The initial workup of suspected adenomyosis consists of pelvic ultrasonography and/or MRI.  A definitive diagnosis is made histologically after hysterectomy, which is also the treatment for patients who do not improve with conservative management (eg, oral contraceptives, progestin-releasing intrauterine device).

(Choice A)  An exophytic cervical mass due to cervical cancer may cause heavy vaginal bleeding; however, the bleeding is typically irregular rather than cyclic as with menstruation.

(Choice B)  An enlarged, irregularly shaped uterus is common with uterine leiomyomata (fibroids).  Fibroids can cause heavy menstrual bleeding; however, the uterus is typically firm (not boggy) and nontender.

(Choice C)  Pelvic inflammatory disease can cause chronic pelvic pain and mucopurulent cervical discharge.  It does not cause heavy menstrual bleeding and is unlikely in patients who are not sexually active.

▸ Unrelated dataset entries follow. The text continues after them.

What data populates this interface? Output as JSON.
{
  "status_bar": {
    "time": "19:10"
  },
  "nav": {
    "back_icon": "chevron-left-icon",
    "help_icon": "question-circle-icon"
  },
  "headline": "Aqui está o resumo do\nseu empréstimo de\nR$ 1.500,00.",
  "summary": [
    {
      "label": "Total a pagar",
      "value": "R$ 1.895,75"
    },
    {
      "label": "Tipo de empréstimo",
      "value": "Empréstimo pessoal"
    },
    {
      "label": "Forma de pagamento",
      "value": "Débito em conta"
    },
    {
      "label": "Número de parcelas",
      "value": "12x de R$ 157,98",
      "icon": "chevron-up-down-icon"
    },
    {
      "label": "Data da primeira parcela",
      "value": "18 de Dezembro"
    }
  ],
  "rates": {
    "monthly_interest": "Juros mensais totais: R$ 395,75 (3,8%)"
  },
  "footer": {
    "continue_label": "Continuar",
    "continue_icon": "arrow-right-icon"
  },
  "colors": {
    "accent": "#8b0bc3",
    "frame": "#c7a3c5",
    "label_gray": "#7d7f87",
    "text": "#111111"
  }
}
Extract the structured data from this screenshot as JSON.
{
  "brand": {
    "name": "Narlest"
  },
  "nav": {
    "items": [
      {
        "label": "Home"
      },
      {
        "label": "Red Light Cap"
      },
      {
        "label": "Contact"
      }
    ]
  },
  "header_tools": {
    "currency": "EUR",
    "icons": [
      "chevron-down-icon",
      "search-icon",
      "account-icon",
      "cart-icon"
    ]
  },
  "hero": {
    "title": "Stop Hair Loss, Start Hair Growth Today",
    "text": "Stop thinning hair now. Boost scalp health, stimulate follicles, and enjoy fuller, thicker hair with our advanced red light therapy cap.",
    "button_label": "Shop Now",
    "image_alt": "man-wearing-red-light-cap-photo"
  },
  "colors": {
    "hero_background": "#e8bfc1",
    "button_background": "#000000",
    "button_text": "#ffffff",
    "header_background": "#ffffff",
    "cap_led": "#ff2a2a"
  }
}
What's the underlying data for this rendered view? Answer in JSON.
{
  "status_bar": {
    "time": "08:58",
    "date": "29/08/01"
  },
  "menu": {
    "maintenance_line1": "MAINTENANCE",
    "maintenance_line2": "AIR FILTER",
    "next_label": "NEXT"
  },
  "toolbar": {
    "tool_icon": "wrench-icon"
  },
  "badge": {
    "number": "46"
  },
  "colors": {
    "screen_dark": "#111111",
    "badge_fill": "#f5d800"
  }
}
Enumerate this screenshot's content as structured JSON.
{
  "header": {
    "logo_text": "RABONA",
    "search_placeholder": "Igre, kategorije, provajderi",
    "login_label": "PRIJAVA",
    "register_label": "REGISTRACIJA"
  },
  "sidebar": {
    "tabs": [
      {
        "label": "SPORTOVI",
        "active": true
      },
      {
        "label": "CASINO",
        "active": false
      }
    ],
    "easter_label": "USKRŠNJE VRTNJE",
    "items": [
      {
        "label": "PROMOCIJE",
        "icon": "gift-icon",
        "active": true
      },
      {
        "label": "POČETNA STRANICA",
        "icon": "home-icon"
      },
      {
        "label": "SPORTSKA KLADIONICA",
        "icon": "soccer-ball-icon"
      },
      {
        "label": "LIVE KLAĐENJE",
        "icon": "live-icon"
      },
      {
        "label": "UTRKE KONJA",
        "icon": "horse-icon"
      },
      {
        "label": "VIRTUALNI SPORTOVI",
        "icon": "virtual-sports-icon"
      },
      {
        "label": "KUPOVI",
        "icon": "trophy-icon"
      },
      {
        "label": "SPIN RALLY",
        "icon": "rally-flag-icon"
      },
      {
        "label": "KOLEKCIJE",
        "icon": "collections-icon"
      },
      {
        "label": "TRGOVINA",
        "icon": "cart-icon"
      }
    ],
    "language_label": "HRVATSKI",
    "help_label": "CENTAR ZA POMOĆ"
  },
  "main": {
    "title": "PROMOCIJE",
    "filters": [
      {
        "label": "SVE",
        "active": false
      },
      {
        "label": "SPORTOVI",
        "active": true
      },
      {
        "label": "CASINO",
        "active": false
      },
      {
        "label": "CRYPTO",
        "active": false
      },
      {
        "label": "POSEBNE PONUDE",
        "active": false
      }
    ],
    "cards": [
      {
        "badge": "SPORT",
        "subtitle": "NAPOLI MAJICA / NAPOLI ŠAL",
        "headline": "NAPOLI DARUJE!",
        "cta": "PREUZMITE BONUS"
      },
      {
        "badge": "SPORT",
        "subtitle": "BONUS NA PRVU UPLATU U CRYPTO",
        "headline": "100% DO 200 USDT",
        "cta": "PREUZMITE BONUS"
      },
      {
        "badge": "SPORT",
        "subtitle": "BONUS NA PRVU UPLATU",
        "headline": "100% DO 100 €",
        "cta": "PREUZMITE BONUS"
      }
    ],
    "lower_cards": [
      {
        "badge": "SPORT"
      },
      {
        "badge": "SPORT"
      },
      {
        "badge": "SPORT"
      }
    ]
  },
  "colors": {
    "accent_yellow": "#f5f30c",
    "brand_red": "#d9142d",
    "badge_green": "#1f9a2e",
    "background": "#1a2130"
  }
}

(Choices D and F)  Posterior cul-de-sac nodularity and adnexal masses (ie, endometriomas) can occur in women with endometriosis due to endometrial implants outside the uterus.  This condition typically presents with dysmenorrhea and chronic pelvic pain in younger women (age 25-35).  Because endometriosis causes endometrial implants outside (rather than within) the uterine musculature, it does not cause a boggy uterus.

Educational objective:
Adenomyosis typically presents in women age >40 and is characterized by dysmenorrhea; heavy menstrual bleeding; progressive chronic pelvic pain; and a boggy, tender, symmetrically enlarged uterus.